LTL Freight
Less-than-Truckload (LTL) freight is a shipping method for cargo that doesn't fill an entire truck trailer. Rather than paying for a full trailer, shippers pay only for the portion of the trailer their freight occupies — sharing space (and cost) with other shippers' cargo moving in the same direction. LTL is the dominant mode for B2B shipments of palletized goods in the 150 to 10,000 lb range.
How LTL Works
An LTL shipment moves through a network of terminals rather than point-to-point. The process:
- Origin pickup: A driver picks up the pallet(s) from the shipper's dock
- Origin terminal: Freight is unloaded, sorted by destination region, and consolidated with other freight
- Line haul: Consolidated truckloads move between regional service centers (often overnight)

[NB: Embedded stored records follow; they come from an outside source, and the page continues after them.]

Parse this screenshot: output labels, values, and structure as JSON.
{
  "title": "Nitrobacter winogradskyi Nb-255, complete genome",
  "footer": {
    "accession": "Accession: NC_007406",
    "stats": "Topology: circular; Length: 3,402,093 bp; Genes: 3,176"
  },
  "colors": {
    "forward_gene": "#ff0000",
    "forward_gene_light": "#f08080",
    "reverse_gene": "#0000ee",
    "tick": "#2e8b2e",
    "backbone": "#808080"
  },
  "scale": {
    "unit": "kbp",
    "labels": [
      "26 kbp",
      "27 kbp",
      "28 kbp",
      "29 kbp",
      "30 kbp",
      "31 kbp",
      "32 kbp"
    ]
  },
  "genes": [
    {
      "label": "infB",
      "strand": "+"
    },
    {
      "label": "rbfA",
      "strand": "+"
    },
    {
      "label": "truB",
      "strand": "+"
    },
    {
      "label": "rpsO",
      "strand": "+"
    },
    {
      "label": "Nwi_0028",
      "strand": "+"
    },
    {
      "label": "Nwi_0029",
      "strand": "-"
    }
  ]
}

- Destination terminal: Freight is sorted again by delivery zone and loaded onto local delivery routes
- Final delivery: A local driver delivers to the consignee
The multi-touch nature of LTL creates more handling — and therefore more damage risk — than truckload. LTL damage rates (typically 0.5–2%) are meaningfully higher than FTL damage rates.
LTL Pricing
LTL pricing is significantly more complex than truckload. Key determinants:
Freight class: The NMFC (National Motor Freight Classification) assigns every commodity a class from 50 to 500 based on density, stowability, handling difficulty, and liability. Class 50 is the cheapest (dense, heavy items like flooring); Class 500 is the most expensive (low-density, high-liability items like ping pong balls). The class system is widely criticized as archaic; carriers like FedEx Freight have moved to density-based pricing instead.
Weight breaks: LTL rates are published per 100 lbs (CWT) but use discount-from-tariff pricing. There are non-linear weight breaks — shipping 501 lbs often costs more than shipping 500 lbs because of how rates tier.
Accessorial charges: Residential delivery, liftgate, inside delivery, appointment required, and limited access surcharges add substantially to the base rate.
Major LTL Carriers in the US
After the Yellow Freight bankruptcy in 2023 (which removed 10% of US LTL capacity overnight), the market consolidated further:
- FedEx Freight: The largest US LTL carrier post-Yellow, with a national network of 400+ service centers
- Old Dominion Freight Line (ODFL): Consistently rated the best-performing US LTL carrier for service quality; strong pricing power
- XPO Logistics: Operates the second-largest LTL network after spinning off RXO
- Saia LTL Freight: Strong Southeast network; aggressive expansion post-Yellow
- Estes Express Lines: Privately held; strong regional presence
LTL vs. FTL Decision
The classic breakeven point: when an LTL shipment exceeds approximately 8–10 pallets or 15,000 lbs, the cost of the LTL shipment often exceeds the cost of a dedicated truckload. At that point, shipping FTL (or partial truckload/PTL) becomes economical and also faster and less damage-prone.
References
1 ParcelDetect Logistics Database, 2026.
2 Universal Postal Union (UPU) Standards.